A Service Supply Chain (SSC) may be described as a network of service provider facilities (in-house or outsourced), each of which is able to process one or more service tasks on an as needed basis. Two key characteristics of a SSC are (i) the business service is decomposable into several sequential tasks that can be processed by different service providers, and (ii) the primary capacity resource is skilled labor. SSCs are increasingly being developed by companies that experience a high variability of demand for their services (e.g., loan processing, analytical consulting services, emergency repair crews, claims processing, etc.). Typically, the customer wait time penalty is very high, to the extent that if the service is not provided within a certain time, the customer service request will abort. As a result, the service provider needs to maintain sufficient processing capacity to meet peak levels of demand. The primary advantage of a SSC, relative to a traditional dedicated facility, is that the processing capacity (labor) can be economically adjusted (lower hiring and firing costs) to match changes in the current demand level.

In this dissertation, a hierarchical framework for modeling the decision structure in SSCs is developed. This framework introduces and defines the key SSC entities: service products, service jobs, service providers, and the parameters for characterizing the demand behavior. As part of the framework two problems are formulated and solved. First, given that Service Supply Chains are intended to be dynamic delivery networks that efficiently respond to demand variations, a strategic problem is which candidate service providers are selected to form the SSC network, and how the service tasks are assigned within the provider network. The problem is formulated and solved as a binary program.

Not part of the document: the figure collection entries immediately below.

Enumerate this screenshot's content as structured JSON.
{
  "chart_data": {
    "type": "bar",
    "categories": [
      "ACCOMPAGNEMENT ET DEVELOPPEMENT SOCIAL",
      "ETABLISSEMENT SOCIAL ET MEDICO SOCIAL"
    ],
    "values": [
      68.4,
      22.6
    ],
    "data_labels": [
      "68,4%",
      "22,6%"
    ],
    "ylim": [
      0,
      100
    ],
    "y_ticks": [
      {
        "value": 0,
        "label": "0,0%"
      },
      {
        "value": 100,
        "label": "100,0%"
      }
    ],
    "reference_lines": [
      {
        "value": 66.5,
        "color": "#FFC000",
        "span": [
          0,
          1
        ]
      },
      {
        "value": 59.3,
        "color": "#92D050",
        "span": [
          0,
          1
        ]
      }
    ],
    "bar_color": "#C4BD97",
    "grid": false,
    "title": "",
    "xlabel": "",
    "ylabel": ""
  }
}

Second, a consequent tactical problem is how the workforce level at each service provider is dynamically adjusted (hiring and firing) as the real time demand data comes in the problem is formulated and solved as a linear program that bounds a mixed integer program (MIP).

The strategic model takes the demand parameters, the competing providers' information, and the service and tasks parameters, to select the providers that are going to become part of the SSC and assign tasks to them. A method to quantify cumulative demand variation per seasonal cycle is presented to derive aggregate demand parameters from the forecast. The design objective of the strategic model is to minimize set up cost and projected operational cost. The objective is achieved by simultaneously minimizing capital cost, hiring cost, firing cost, service delay cost, excess capacity cost, labor cost, and quality cost while fulfilling the capacity, tasks assignment, facility installation, and task capability constraints.

The tactical model is constrained by the providers and task assignment resulting from the strategic model. It uses a more accurate demand forecast, and minimizes actual operational costs represented by hiring cost, firing cost, backlog cost and labor cost, while fulfilling the production balance, routing, capacity, workforce balance and demand constraints. It is solved in two phases. A relaxed model is solved as an LP and its solution is used for bounding a MIP problem.

Finally, the behavior of the two models is studied by performing numerical experiments changing key supply chain parameters such as hiring and firing cost, demand variability, labor cost, and backlog cost.